Citi estimates the euro against the yen at roughly ¥184 per euro when averaged across the 2017-2025 period, and at about ¥191 per euro for the more recent 2023-2025 span, according to a research note published Tuesday.
The bank's assessment finds no material price distortion in the EUR/JPY market at present. At the same time, Citi notes that proactive yen-buying interventions by Japanese authorities may have had the effect of nudging the exchange rate modestly lower than it otherwise would have been.
In Citi's view, historical gains in Japanese equities have been the dominant factor elevating its EUR/JPY estimate. Those equity market gains are cited as the main driver behind the bank's higher valuation for the currency pair over the examined timeframes.
Citi also reports a reduced role for interest rate differentials in dictating the long-term trajectory of EUR/JPY. The influence of the interest rate spread has been waning, the note states, and the bank identifies a likely long-term ceiling in the ¥180-¥190 per euro zone.
The research further highlights a policy implication: should Japanese equity markets remain strong, authorities may need to continue intervening to buy yen in order to manage further yen depreciation.
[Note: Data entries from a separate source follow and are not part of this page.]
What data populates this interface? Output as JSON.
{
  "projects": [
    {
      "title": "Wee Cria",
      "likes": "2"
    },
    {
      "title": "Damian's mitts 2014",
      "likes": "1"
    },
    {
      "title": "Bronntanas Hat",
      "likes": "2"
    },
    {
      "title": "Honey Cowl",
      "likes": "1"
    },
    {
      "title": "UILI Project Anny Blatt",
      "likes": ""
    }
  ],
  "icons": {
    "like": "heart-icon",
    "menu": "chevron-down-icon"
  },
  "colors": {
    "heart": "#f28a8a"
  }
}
Citi indicates these interventions would probably be conducted mainly against the U.S. dollar, though the EUR/JPY rate is affected by the same dynamics.
Market trading in EUR/JPY has reflected these forces as Japanese officials act to limit currency volatility through market operations. Citi's assessment presents a framework where equity performance and intervention activity are central to the pair's valuation, while interest rate differentials play a diminishing role.
These conclusions are presented as the bank's fair-value estimates for the specified periods and as an interpretation of the current interaction between equity markets, intervention policy and currency valuation.